According to this article, "Mathematical Beauty series 12-cosine theorem and news classification", we only need to calculate the two 1024-bit (32x32=1024) of the angle between the cosine can be, the result is closer to 1, the similarity is higher.
Well, there's a theoretical basis, and here's how to store our vectors.
Because there are only two colors in the picture, the 1-bit binary is enough to represent it. Then think of the white point as 0, and the black point is 1. In this way, each of our pictures can be placed in 32 32-bit integers, each of which is represented by an integer that saves space and reduces the complexity of the operation.
Next, how to calculate.
If you honestly follow the formula below, we need to take the value of the corresponding bit in the integer and multiply it or square it separately, which is obviously a waste of time.
Let's see if there are any easy ways.
Since we have only 0 or 12 values, the corresponding bits in the molecule are multiplied to be converted to the corresponding bit and are computed, and because we use an integer store, the computation is further reduced to two integer bitwise-BY.

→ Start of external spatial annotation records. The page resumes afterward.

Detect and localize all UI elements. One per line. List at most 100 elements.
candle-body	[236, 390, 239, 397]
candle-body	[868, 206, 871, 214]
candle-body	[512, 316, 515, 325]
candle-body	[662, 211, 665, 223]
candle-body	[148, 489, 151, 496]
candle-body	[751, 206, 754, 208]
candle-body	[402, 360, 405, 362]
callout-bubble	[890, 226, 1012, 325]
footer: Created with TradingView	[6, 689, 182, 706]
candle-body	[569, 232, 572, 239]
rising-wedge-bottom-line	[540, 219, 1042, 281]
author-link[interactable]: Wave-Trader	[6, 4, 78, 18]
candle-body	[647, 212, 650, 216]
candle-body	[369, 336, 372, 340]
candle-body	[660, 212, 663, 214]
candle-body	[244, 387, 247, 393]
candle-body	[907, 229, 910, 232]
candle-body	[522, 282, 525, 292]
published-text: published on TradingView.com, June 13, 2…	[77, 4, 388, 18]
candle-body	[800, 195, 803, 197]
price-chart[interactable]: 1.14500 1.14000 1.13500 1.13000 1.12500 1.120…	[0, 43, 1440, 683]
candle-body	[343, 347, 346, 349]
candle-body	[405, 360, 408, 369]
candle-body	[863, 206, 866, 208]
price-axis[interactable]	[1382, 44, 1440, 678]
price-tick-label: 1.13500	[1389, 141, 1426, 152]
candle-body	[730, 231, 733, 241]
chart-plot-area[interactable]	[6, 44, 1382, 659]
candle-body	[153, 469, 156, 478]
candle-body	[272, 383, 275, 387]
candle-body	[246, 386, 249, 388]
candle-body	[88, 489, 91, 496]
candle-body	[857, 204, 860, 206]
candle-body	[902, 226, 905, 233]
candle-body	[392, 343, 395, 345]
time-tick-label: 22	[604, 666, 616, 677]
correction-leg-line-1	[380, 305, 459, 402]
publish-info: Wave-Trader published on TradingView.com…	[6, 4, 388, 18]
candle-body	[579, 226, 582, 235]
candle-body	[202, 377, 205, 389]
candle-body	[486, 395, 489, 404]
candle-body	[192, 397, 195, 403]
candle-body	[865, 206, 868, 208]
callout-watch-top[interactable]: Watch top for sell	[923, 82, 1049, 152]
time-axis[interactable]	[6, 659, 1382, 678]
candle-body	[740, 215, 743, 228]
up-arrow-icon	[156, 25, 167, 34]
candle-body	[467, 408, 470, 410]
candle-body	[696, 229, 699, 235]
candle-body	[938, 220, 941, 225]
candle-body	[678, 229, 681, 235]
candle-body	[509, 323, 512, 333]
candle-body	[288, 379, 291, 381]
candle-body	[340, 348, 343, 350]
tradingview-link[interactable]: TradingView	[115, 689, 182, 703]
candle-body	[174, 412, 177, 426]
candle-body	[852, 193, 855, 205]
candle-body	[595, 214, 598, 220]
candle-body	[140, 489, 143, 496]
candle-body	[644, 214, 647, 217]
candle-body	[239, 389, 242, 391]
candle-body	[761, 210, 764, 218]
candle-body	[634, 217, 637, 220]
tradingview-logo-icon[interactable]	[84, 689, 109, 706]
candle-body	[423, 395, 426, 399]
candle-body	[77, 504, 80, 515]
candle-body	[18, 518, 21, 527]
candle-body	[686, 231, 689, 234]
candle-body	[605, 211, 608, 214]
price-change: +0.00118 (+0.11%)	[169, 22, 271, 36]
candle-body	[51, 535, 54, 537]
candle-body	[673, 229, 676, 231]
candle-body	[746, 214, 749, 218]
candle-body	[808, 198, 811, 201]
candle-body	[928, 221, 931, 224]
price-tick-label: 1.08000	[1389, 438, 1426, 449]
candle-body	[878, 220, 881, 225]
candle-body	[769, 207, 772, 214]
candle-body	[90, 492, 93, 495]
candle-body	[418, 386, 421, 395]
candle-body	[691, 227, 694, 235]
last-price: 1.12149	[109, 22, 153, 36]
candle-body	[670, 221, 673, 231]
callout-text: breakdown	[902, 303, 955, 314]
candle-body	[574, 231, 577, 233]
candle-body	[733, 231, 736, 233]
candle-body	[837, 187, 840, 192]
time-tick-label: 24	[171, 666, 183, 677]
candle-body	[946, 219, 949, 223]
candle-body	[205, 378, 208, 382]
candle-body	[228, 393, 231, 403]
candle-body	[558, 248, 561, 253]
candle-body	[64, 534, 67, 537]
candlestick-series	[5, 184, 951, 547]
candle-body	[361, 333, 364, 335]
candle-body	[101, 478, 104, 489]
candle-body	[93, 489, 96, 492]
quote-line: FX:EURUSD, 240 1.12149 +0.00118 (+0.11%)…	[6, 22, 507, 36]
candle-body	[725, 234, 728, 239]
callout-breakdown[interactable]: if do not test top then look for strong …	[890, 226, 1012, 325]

And the denominator in the square and then add the sum, you can save the square of the operation, directly by the bit added.
Therefore, the process of the entire program can be performed as follows:
1. Store each picture in pixels into a 32-bit integer array of length 32, each of which holds one row, and each digit of the integer holds a pixel value (0 or 1);
2. When calculating the numerator, the integers in the two such arrays are bitwise-by-corresponding index, and then the computed results are added in bits;
3. When calculating the denominator, add all the integers in each array in bits, then open the square root and multiply at last;
4. The numerator is divided by the denominator to derive the cosine.
The code for the 2nd, 3, and 4 steps is as follows:
public double GetCosine(int[] e1, int[] e2)
{
int a = 0;//分母1
int b = 0;//分母2
int c = 0;//分子
for (int y = 0; y < 32; ++y)
{
//两个数组中的整数按位与
int i = e2[y] & e1[y];
//按位加
for (int x = 1; x < 33; ++x)
{
c += (i >> x) & 1;
a += (e2[y] >> x) & 1;
b += (e1[y] >> x) & 1;
}
}
//计算分母
int d = a * b;
return d == 0 ? 0 : c / Math.Sqrt(d);
}
If you see this here, you already know how we calculate the similarity of two pictures, in my experience, the result is more than 0.8, you can think of the two pictures the same.
If you change the image here to a captcha, and you happen to already know the value of one of the CAPTCHA codes, then you now know the value of another validation code.